The new mandate, from an un-named single group in the region, involves a minimum three year commitment to Prestige’s direct lending strategy. This dedicated (Participating IDS Shares) share class is not accessible to external investors, the company said in a statement announcing the mandate.

The allocation of the US$75m is structured via a dedicated share class that will pay a quarterly coupon of 1-2%, with the option to further increase their investment at a future date.

Craig Reeves, pictured left, founder and chief executive of Prestige Fund Management, said: “Lending strategies are gaining wider acceptance from institutional investors in the Middle East and elsewhere, because they have the potential to provide a consistent positive yield to larger investors who have long term liabilities they have to meet.

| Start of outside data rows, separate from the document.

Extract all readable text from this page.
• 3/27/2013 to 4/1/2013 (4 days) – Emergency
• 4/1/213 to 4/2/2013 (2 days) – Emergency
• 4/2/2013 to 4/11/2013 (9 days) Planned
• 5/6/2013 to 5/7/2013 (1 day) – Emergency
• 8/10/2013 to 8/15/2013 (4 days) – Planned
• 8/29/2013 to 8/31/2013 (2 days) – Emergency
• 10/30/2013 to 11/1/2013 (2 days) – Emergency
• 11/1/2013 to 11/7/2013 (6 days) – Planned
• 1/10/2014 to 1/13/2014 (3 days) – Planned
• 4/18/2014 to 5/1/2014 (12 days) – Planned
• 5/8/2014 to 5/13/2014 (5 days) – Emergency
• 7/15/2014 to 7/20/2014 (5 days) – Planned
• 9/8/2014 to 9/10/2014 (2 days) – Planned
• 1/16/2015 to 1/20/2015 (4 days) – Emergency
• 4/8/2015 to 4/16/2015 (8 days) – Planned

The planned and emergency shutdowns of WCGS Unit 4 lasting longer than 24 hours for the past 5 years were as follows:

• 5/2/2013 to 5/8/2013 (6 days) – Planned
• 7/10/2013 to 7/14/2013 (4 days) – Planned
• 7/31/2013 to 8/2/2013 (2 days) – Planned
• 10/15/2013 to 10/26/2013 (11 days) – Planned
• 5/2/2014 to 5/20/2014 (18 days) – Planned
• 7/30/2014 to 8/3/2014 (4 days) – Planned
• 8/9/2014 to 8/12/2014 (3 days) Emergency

“We believe that asset-based lending in the UK is rapidly becoming mainstream, growing 22% last year, with £4.3bn of finance available in December alone. In addition with the introduction of the Bank Referral Scheme, the UK government now requires banks to pass to specialist lending platforms the details of small companies they are not able to support. As a result we feel that this sector will only continue to grow as the banks withdraw from lending to SMEs.”

Founded 10 years ago, Prestige has raised over US$1.3bn for its UK-focused asset-based lending funds. It specialises in lending to small and medium-sized companies in the rural sector, including project finance for alternative energy and other environmentally-friendly infrastructure projects.

‘Search for yield’

“Some investors have been seeing disappointing returns from funds investing in public markets during 2016, and negative yields from some mainstream debt markets,” said Reeves. “This has translated into a search for yield from other sources. In addition political uncertainty is fuelling a search for safe havens that can still provide a regular return.”

“Interest in asset-based direct lending from institutional investors has been growing rapidly in Q4. We hosted 15 institutional site visits during this time period and expect many more in 2017,” he said.

PFM is a Cayman-based investment management company that specialises in international alternative investments and is responsible for the management of several Cayman domiciled Open Ended Investment Companies (OEIC).